Aboriginal Youth Mentoring Program To Keep Young People Connected
A new Aboriginal Youth Mentoring Program will help young Aboriginal people develop skills, relationships and networks that keep them connected to their culture, families and friends, with funding of $875,000 to be provided by the Andrews Labor Government in the 2016-17 Victorian Budget.
Speaking today at the Koorie Youth Summit, Minister for Youth Affairs, Jenny Mikakos said Aboriginal leaders and Aboriginal-controlled organisations will be involved in developing and delivering a program that meets the specific needs of young Aboriginal people in their communities.
This could include developing their essential life skills, connecting them with education and training and helping them to reach their life goals.
Funding will also go to the Koorie Youth Council and the Youth Affairs Council of Victoria to provide their expertise, resources, training and support to this initiative.

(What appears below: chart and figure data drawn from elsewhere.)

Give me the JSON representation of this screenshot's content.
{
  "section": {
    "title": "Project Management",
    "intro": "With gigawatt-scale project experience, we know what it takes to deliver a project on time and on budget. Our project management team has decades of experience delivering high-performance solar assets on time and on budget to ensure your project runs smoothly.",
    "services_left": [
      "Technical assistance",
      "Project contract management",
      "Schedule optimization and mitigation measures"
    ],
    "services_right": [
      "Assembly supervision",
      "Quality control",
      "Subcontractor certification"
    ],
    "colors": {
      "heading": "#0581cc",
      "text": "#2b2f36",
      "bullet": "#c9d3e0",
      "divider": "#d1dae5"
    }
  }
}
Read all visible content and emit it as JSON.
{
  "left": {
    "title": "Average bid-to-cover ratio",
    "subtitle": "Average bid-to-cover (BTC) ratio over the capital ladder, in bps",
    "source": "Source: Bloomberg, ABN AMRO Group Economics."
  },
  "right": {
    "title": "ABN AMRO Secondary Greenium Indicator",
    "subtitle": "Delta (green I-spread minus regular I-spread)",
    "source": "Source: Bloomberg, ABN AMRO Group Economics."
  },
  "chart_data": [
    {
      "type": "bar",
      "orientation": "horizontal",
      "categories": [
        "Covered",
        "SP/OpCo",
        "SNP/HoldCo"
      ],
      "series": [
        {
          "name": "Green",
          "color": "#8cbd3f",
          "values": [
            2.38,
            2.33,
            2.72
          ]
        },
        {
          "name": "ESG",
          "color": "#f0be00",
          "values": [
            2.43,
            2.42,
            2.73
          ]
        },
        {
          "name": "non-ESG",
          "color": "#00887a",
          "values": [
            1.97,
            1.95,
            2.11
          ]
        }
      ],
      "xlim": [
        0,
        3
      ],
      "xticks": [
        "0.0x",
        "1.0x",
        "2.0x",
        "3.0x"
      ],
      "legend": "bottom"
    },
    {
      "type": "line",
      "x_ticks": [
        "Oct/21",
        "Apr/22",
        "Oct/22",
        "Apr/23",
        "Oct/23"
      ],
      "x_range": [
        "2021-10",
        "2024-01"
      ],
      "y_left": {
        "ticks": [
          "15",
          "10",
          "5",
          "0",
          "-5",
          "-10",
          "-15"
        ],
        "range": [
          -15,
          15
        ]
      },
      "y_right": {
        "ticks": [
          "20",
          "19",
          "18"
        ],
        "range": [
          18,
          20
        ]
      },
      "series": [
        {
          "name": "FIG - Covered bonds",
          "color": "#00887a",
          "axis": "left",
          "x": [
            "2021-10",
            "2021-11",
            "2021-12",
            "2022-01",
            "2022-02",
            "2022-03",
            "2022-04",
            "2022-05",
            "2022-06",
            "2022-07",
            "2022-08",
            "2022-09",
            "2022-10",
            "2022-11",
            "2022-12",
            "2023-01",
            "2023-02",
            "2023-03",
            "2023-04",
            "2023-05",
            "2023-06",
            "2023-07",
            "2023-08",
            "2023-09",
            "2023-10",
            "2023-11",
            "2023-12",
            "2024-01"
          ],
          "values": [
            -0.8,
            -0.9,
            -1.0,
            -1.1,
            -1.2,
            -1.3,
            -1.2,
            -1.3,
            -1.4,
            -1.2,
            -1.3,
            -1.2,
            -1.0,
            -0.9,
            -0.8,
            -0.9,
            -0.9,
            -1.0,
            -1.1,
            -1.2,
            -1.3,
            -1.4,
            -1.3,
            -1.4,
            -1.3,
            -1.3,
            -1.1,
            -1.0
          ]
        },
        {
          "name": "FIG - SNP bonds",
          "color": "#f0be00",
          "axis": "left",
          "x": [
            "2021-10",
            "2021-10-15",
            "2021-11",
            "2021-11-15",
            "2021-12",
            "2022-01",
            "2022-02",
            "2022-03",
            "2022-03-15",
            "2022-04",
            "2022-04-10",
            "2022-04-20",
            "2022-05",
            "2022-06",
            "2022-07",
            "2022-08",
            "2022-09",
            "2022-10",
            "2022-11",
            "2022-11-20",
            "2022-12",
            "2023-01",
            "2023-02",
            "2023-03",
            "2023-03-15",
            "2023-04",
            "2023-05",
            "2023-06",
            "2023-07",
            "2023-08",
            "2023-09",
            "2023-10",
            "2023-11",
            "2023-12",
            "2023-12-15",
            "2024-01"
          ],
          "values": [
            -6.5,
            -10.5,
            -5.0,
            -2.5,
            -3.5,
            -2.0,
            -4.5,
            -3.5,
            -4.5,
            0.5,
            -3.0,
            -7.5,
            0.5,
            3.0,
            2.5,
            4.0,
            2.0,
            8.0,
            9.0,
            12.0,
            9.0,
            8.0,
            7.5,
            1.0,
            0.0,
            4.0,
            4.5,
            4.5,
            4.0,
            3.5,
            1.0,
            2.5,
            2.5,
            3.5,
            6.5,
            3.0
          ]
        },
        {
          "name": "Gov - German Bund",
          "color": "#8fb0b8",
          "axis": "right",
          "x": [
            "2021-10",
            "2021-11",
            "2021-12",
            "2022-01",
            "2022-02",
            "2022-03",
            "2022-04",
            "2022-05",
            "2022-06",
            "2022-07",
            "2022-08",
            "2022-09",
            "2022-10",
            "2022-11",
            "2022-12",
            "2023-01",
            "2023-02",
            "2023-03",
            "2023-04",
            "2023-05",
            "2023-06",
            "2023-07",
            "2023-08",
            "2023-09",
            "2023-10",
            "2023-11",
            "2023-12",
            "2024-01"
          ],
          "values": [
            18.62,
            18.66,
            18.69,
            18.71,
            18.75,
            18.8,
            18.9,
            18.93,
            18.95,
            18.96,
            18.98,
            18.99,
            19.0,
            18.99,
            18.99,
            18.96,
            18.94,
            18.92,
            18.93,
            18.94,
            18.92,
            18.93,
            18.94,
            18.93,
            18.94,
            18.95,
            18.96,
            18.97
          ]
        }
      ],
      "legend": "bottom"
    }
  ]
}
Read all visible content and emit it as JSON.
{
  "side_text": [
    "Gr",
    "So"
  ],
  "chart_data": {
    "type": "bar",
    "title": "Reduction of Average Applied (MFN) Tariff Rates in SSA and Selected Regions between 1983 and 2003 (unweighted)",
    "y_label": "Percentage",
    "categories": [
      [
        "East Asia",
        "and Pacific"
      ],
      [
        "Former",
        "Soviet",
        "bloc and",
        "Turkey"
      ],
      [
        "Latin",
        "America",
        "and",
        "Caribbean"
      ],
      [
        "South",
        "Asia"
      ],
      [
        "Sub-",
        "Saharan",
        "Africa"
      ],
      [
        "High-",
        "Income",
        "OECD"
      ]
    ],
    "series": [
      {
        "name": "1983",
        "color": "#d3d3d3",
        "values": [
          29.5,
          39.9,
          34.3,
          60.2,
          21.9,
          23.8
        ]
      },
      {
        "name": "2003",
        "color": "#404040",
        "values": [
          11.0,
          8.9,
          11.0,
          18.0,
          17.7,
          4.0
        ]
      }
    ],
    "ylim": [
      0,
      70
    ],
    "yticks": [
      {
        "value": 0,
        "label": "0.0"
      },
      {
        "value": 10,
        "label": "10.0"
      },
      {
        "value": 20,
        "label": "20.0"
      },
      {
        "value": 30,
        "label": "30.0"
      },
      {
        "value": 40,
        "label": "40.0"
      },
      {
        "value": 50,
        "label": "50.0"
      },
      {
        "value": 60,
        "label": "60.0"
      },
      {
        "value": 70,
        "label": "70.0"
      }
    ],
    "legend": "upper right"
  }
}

Ms Mikakos thanked the Koorie Youth Council for its work highlighting elements of successful mentoring programs to create positive life change – bringing together education, traditional knowledge sharing, healing and community engagement.
By promoting deeper connections with culture, heritage and community in Aboriginal young people, this program aligns with Roadmap for Reform, a significant overhaul of the child protection system.
The Roadmap forms part of the Government’s initial response to the recommendations of the Royal Commission into Family Violence, and was announced earlier this month.
Quotes attributable to Minister for Youth Affairs Jenny Mikakos
“Growing up can be tough – mentoring helps young Aboriginal Victorians remain connected to family, friends, school and teachers so they can remain on track to gain skills, find jobs and reach life goals.”
“When Aboriginal Victorians are strongly connected to their culture we know they have better life outcomes.”
Quotes attributable to Minister for Aboriginal Affairs Natalie Hutchins
“These young people are the voices of tomorrow. This is about self-determination for Aboriginal people and strengthening the many young Aboriginal voices in Victoria and turning those voices into future community leaders.”